CLI flags override YAML values, so you can keep a base config and tweak individual parameters without editing the file.

Config files

Config Model Notes
config/train_ast.yaml AST 5s clips, batch 64
config/train_vggish.yaml VGGish Requires --vggish-ckpt

Key flags

Flag Default Description
--model ast ast or vggish
--clip-seconds 10.0 Clip length (affects AST position embeddings)
--batch-size 8 Per-GPU batch size
--epochs 10 Training epochs
--lr 1e-4 Adam learning rate
--train-csv / --val-csv Pre-split CSVs (preferred)
--real-subdir / --fake-subdir real_songs / fake_songs Fallback directory mode
--val-frac 0.1 Validation fraction (directory mode only)
--max-per-class None Cap samples per class
--vggish-ckpt Required for VGGish (vggish_model.ckpt path)
--num-nodes 1 SLURM nodes
--devices 1 GPUs per node
--strategy auto Lightning strategy (ddp_find_unused_parameters_false for multi-GPU)
--seed 42 Reproducibility seed

Multi-GPU training

python scripts/train_classifier.py \
    --config config/train_ast.yaml \
    --data-root ... \
    --num-nodes 2 --devices 2 \
    --strategy ddp_find_unused_parameters_false

On SLURM, submit via sbatch sbatch/train/train_classifier_new_ast.sbatch instead — the sbatch script sets --nodes, --ntasks-per-node, and SLURM environment variables automatically.

Checkpoints and logs

Checkpoints are saved under --out-dir (default runs/):

runs/
└── ast/
    └── version_N/
        ├── checkpoints/
        │   ├── epoch=4-step=9740.ckpt    # best val/eer
        │   └── 010.ckpt                  # periodic save every 10 epochs
        └── events.out.tfevents.*          # TensorBoard logs

TensorBoard: tensorboard --logdir runs/

The best checkpoint is selected by lowest EER (Equal Error Rate) on the validation split.
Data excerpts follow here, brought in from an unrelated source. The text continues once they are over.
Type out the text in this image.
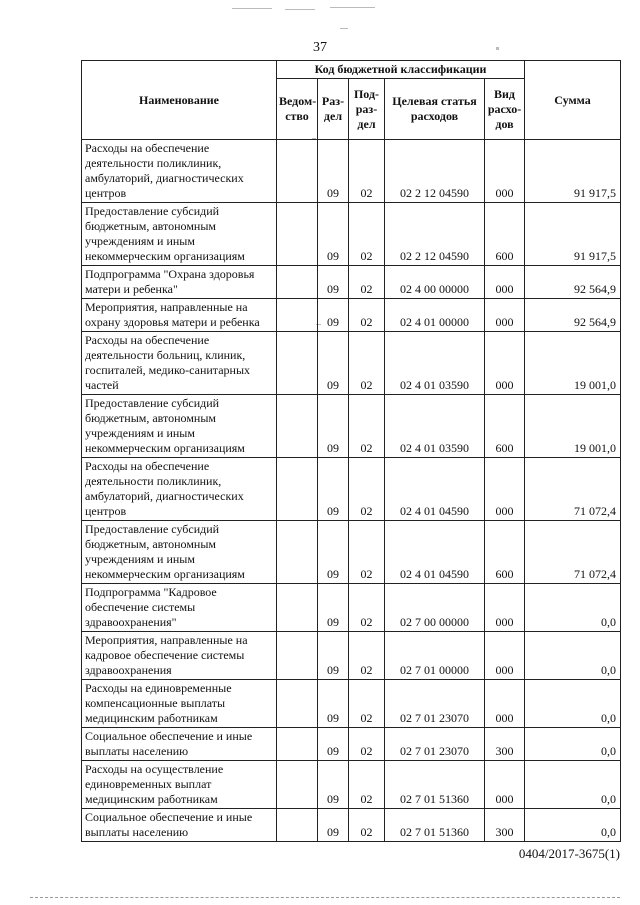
37
Наименование	Код бюджетной классификации					Сумма
	Ведом-ство	Раз-дел	Под-раз-дел	Целевая статья расходов	Вид расхо-дов	
Расходы на обеспечение деятельности поликлиник, амбулаторий, диагностических центров		09	02	02 2 12 04590	000	91 917,5
Предоставление субсидий бюджетным, автономным учреждениям и иным некоммерческим организациям		09	02	02 2 12 04590	600	91 917,5
Подпрограмма "Охрана здоровья матери и ребенка"		09	02	02 4 00 00000	000	92 564,9
Мероприятия, направленные на охрану здоровья матери и ребенка		09	02	02 4 01 00000	000	92 564,9
Расходы на обеспечение деятельности больниц, клиник, госпиталей, медико-санитарных частей		09	02	02 4 01 03590	000	19 001,0
Предоставление субсидий бюджетным, автономным учреждениям и иным некоммерческим организациям		09	02	02 4 01 03590	600	19 001,0
Расходы на обеспечение деятельности поликлиник, амбулаторий, диагностических центров		09	02	02 4 01 04590	000	71 072,4
Предоставление субсидий бюджетным, автономным учреждениям и иным некоммерческим организациям		09	02	02 4 01 04590	600	71 072,4
Подпрограмма "Кадровое обеспечение системы здравоохранения"		09	02	02 7 00 00000	000	0,0
Мероприятия, направленные на кадровое обеспечение системы здравоохранения		09	02	02 7 01 00000	000	0,0
Расходы на единовременные компенсационные выплаты медицинским работникам		09	02	02 7 01 23070	000	0,0
Социальное обеспечение и иные выплаты населению		09	02	02 7 01 23070	300	0,0
Расходы на осуществление единовременных выплат медицинским работникам		09	02	02 7 01 51360	000	0,0
Социальное обеспечение и иные выплаты населению		09	02	02 7 01 51360	300	0,0
0404/2017-3675(1)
Two best checkpoints are kept.

Class imbalance

When using directory-mode splits, stratified_split computes inverse-frequency class weights passed to the loss function. When using CSV splits (pre-balanced 50/50), uniform weights are used.

AST clip length

--clip-seconds controls both the mel frame count and the AST backbone's max_length (position embedding size). Training and inference must use the same clip_seconds — mismatches cause a shape error. The value is stored in the Lightning checkpoint and passed automatically when loading.

Monitoring training

tensorboard --logdir $SCRATCH/Audio-XAI/runs/ast

Logged metrics per epoch: train/loss, val/loss, val/acc, val/auroc, val/f1, val/eer, val/sensitivity, val/specificity.